Gravidez na adolescência em evidência no Brasil
Enviada em 26/09/2020
No documentário “Meninas: gravidez na adolescência”, é retratada a vida de algumas adolescentes que vivem na periferia do Rio de Janeiro e enfrentam o dilema da gestação precoce. Essa obra cinematográfica traz à tona a realidade de jovens de classes sociais menos favorecidas economicamente que mantêm relações sexuais sem a utilização de preservativos - seja por desconhecimento, seja por indiferença - e engravidam sem que haja o devido planejamento familiar. Sob essa ótica, é primordial analisar a ausência de orientação a esses indivíduos acerca desse problema, bem como os efeitos deste no aumento dos índices de evasão escolar.
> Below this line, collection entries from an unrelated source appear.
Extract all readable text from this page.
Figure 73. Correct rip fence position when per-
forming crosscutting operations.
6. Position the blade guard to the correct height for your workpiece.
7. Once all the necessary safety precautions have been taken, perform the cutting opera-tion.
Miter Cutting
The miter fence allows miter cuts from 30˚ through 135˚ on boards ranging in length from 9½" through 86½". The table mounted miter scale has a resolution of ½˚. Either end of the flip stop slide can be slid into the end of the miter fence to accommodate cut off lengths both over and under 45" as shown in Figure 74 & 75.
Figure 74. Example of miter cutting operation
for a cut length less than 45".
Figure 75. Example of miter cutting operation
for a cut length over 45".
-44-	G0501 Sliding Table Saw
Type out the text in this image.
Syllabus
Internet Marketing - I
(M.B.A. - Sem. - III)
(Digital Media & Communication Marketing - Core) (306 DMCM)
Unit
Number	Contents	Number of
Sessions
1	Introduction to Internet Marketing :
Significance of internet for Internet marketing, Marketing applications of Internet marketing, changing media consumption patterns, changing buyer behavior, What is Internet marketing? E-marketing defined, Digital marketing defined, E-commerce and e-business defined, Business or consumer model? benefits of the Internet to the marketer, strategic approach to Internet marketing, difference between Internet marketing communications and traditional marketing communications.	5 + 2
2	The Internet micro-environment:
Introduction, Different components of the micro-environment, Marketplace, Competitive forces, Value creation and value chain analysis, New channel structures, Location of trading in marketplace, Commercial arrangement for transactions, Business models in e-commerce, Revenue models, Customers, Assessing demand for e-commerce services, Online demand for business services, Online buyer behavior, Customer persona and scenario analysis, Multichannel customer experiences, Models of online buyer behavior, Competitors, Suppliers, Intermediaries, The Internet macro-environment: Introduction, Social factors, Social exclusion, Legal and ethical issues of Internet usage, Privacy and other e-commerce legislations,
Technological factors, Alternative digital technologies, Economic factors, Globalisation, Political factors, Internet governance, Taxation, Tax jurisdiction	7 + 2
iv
É imperioso salientar, a princípio, que um dos principais causadores da gestação precoce no Brasil está associado à negligência familiar e escolar no que concerne à orientação sobre a sexualidade. Tal fenômeno confronta o pensamento do psiquiatra Sigmund Freud, que defende que as pessoas devem passar pelas fases da sexualidade de maneira natural para que não ocorra o processo de adultização. Nesse sentido, denota-se que o contraste existente entre a realidade das jovens das periferia brasileiras e a teoria de Freud interfere diretamente na juventude delas, uma vez que, ao engravidarem, essas adolescentes antecipam muitas das responsabilidades da vida adulta e enfrentam tanto o despreparo na criação de um criança quanto os riscos à saúde provocados por uma gravidez na adolescência.
Ademais, infere-se que a gestação precoce é, reiteradamente, acompanhada da evasão escolar. Isso pode ser visto no documentário “Meninas: gravidez na adolescência”, no qual muitas das garotas abandonavam a escola para cuidar de suas filhas. Dessa forma, quando essa questão é relacionada ao pensamento do sociólogo Thomas Humphrey Marshall, percebe-se que essas jovens não têm a sua cidadania garantida, uma vez que, para ele, esta é caracterizada pela garantia dos direitos políticos, civis e sociais à população. Por conseguinte, por não usufruírem do direito à educação, elas encontram obstáculos ao tentarem se inserir no mercado de trabalho e contribuem para a manutenção da desigualdade social, haja vista que elas passam a ter poucas oportunidades de ascender socialmente.
Depreende-se, portanto, que a pífia educação sexual na juventude corrobora a existência da gestação precoce no Brasil. Posto isso, com vistas a subverter o paradigma da gravidez na adolescência, urge que o Ministério da Educação crie, por meio da utilização de subsídios governamentais, campanhas publicitárias que serão expostas nos principais canais de televisão. Essa medida deverá dar ênfase na importância da orientação sobre a sexualidade no ambiente familiar na prevenção do problema supracitado e mostrar a relação entre este e a evasão escolar. Somente assim, desconstruir-se-á a realidade abordada no documentário “Meninas: gravidez na adolescência”.